Proton Exchange Membrane Fuel Cells (PEMFCs) (the most common fuel cell): Benefits: *High Power Density: *Quick Start-Up: *Efficiency: typically with round-trip efficiencies exceeding 50%. *Low Operating Temperature Drawbacks: *Sensitivity to Contaminants *Cost: *Durability Solid Oxide Fuel Cells (SOFCs): Benefits: *High Efficiency: electrical efficiencies often exceeding 60%. *Fuel Flexibility: SOFCs can operate on a variety of fuels, including hydrogen, natural gas, and biogas. *Long Life: *High Operating Temperature. *Drawbacks: *High Operating Temperature *Size and Weight *Cost and Complexity *Slower Start-Up:

Name some of the losses that accrue in a fuel cell. What is the round-cycle efficiency of fuel cells?

Some diffrent losses: *Ohmic Losses: Ohmic losses occur due to the electrical resistance in the cell's components, such as the electrolyte and electrodes. Reducing these losses is crucial for improving the overall efficiency of fuel cells. *Activation polarization Losses: These losses are associated with the need to overcome the activation energy required for the electrochemical reactions to proceed. They can vary with operating conditions and fuel cell types.
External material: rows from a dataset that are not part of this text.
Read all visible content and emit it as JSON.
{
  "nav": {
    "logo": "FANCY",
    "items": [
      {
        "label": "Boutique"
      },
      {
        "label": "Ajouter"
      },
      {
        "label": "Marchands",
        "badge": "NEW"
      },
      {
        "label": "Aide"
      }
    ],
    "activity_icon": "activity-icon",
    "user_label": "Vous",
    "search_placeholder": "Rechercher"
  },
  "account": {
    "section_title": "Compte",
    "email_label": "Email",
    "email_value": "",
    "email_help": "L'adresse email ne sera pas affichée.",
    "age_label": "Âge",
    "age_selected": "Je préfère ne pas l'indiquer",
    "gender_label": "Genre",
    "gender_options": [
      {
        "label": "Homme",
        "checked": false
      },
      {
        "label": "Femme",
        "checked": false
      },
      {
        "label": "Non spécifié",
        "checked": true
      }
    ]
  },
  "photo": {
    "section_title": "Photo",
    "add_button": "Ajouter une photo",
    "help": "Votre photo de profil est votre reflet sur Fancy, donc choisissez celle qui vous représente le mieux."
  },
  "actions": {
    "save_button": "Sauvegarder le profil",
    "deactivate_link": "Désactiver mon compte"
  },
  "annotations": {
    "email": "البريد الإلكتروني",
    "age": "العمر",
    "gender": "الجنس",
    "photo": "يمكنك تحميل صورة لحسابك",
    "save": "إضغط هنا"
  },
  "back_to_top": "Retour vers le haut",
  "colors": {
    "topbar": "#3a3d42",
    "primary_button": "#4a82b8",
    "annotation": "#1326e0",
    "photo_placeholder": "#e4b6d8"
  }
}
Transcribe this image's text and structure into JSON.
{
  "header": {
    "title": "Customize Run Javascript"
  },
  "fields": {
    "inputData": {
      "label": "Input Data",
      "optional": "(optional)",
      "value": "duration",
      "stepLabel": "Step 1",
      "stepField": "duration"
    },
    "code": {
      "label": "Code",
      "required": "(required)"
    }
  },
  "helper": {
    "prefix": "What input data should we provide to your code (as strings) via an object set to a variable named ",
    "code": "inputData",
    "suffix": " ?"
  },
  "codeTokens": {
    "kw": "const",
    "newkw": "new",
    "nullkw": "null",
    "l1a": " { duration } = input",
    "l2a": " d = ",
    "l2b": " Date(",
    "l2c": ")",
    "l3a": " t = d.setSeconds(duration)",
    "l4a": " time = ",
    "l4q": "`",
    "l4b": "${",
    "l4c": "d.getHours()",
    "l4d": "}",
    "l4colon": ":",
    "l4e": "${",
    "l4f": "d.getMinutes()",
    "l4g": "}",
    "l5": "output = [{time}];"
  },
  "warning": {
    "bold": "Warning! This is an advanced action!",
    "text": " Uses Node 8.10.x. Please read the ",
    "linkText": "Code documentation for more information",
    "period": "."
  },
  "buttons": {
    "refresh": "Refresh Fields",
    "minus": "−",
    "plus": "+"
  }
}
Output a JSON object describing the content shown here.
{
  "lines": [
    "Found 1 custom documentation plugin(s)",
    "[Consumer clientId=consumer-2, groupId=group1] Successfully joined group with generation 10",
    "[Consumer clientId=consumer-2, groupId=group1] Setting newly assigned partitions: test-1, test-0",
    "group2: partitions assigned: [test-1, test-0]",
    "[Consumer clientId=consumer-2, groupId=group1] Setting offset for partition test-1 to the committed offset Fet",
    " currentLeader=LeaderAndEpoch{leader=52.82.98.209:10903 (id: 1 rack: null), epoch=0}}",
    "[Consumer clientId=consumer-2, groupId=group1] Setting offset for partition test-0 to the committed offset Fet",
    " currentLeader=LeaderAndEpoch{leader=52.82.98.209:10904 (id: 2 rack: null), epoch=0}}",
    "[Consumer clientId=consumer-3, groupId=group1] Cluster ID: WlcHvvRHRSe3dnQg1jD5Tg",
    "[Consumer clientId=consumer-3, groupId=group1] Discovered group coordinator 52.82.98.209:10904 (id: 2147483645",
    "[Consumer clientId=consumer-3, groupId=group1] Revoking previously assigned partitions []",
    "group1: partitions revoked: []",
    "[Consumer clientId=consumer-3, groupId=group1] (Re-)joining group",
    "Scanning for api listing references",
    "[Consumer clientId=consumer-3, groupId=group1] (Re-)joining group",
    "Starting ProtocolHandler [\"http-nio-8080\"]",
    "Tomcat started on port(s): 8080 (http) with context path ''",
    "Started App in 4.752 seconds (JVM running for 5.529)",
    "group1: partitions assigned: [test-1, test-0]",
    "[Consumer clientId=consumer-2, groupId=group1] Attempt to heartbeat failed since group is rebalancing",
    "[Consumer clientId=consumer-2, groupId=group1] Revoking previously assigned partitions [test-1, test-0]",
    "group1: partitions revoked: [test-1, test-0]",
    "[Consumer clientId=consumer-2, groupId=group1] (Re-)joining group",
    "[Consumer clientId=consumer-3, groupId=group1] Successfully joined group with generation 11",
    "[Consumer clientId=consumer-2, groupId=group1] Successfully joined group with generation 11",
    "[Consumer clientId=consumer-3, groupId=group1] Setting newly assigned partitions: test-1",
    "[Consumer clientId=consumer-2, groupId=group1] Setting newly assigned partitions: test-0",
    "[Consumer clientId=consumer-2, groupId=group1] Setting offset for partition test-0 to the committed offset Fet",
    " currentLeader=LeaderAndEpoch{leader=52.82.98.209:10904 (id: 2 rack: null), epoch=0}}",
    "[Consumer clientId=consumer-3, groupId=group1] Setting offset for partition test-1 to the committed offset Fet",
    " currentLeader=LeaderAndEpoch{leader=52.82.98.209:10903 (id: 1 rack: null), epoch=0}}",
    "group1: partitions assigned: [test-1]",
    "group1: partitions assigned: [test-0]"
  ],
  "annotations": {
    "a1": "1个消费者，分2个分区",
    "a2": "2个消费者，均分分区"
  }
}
The round-trip efficiency of a fuel cell system can vary depending on the specific type of fuel cell. Generally, high-temperature fuel cells like solid oxide fuel cells (SOFCs) tend to have higher round-trip efficiencies, often exceeding 60%, while lower-temperature fuel cells like proton exchange membrane fuel cells (PEMFCs) may have round-trip efficiencies in the range of 40-60%.

What catalyst is currently most common in a fuel cell, why can this be a problem in the future?

The most common catalyst used in many fuel cells, especially proton exchange membrane fuel cells (PEMFCs), is platinum (Pt). Platinum is a rare, expansive and has a complex and expensive recycling process. These are just some of the factors that stops Fuel cells from becoming more mainstream.